The World Health Organization (WHO) upgraded the alert in an http://kenbudd.blogspot.com/2009/04/h1n1-story-behind-pandemic.html in Geneva on Monday evening.
"It's a significant step towards pandemic influenza, but it is a phase that says we are not there yet," said Keiji Fukada of the WHO. "A pandemic is not considered inevitable at this time."
The new H1N1 influenza virus has struck hundreds of people in Mexico, where at least 18 have died, and several dozen people in the US (see Deadly new flu virus in US and Mexico may go pandemic). In the last couple of days, confirmed cases have also been found in Canada, Spain and Scotland.
Six-point scale
WHO officials decided that the new cases and infection patterns warranted increasing their pandemic warning level from 3 to 4, on a six-point scale.
Ever since the scale went into use in 2005, it has stayed at 3 – indicating that most cases of an emergent influenza virus are caused by animal-to-human transmission.

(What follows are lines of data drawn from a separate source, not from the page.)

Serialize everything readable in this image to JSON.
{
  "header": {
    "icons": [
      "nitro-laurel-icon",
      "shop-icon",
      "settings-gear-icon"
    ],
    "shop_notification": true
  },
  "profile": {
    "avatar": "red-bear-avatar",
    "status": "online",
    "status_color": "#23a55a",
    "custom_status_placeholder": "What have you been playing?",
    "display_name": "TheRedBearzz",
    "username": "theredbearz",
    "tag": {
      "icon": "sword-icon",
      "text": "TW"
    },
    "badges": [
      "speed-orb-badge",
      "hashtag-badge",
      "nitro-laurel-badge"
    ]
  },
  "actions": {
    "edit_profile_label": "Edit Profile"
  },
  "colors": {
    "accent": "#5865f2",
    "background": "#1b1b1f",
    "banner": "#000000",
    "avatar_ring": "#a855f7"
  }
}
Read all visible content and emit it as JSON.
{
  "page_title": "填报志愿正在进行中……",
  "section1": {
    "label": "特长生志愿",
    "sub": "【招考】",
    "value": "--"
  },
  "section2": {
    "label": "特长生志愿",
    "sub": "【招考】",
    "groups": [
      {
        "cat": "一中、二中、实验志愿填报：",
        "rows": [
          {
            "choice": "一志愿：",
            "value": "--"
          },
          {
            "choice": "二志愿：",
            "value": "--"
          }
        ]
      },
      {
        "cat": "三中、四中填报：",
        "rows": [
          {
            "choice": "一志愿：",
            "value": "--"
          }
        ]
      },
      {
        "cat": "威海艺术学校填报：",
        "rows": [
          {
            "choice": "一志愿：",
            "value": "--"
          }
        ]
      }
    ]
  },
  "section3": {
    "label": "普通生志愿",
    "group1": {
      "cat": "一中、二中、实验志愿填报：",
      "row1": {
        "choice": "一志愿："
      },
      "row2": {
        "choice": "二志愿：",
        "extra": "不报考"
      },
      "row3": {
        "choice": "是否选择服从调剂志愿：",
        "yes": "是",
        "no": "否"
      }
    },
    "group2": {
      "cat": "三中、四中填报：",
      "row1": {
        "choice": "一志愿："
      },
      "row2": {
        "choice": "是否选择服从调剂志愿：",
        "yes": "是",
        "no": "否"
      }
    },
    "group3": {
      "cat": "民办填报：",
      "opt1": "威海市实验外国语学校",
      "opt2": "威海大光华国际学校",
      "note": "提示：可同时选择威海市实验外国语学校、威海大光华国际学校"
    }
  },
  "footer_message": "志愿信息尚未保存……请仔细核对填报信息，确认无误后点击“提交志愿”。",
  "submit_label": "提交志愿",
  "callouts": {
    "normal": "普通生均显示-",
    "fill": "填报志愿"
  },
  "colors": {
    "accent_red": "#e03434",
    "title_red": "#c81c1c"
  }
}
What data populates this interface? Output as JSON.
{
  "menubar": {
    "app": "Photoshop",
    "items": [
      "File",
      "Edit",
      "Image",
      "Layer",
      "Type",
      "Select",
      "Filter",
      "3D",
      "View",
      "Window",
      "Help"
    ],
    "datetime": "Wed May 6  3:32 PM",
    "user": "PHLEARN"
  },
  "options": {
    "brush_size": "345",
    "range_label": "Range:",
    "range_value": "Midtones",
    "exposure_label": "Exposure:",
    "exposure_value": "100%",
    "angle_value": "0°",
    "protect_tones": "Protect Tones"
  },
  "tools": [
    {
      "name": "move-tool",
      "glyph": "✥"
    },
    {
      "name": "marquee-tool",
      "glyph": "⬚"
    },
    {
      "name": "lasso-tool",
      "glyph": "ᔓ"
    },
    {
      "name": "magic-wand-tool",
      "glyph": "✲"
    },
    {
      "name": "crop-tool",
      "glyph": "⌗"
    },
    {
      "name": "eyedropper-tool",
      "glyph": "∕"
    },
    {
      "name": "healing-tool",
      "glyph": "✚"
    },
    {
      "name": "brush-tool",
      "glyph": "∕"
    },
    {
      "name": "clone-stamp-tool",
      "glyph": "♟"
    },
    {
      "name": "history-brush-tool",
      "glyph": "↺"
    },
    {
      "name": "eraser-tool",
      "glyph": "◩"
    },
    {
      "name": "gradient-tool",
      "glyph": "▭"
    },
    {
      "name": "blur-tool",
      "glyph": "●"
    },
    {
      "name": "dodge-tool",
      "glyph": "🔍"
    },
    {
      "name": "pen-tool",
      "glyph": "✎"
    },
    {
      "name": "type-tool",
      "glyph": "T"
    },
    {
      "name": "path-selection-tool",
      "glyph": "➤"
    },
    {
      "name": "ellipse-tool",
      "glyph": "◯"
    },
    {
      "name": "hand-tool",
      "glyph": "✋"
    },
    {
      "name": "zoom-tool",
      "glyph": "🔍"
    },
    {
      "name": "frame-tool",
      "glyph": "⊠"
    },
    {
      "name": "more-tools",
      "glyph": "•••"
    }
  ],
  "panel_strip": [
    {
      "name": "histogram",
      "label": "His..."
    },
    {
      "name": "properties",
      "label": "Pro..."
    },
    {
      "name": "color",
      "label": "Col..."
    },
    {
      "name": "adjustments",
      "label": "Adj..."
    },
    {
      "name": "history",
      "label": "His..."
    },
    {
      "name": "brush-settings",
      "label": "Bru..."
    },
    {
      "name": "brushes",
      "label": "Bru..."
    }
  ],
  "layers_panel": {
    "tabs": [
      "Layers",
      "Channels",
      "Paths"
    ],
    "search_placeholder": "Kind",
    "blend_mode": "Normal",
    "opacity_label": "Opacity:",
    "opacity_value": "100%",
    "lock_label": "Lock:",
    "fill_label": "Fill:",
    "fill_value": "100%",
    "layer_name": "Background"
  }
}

At 4, the infection is spread primarily from human to human. At 5, human-to-human transmission is occurring at multiple geographic locations; while 6 represents an all-out pandemic, which occurs when a virus is new, causes severe disease, and transmits easily enough to be sustained.
Researchers are still studying how efficiently the virus spreads. "The situation is very fluid and it is possible we could move to a higher phase shortly," Fukada said.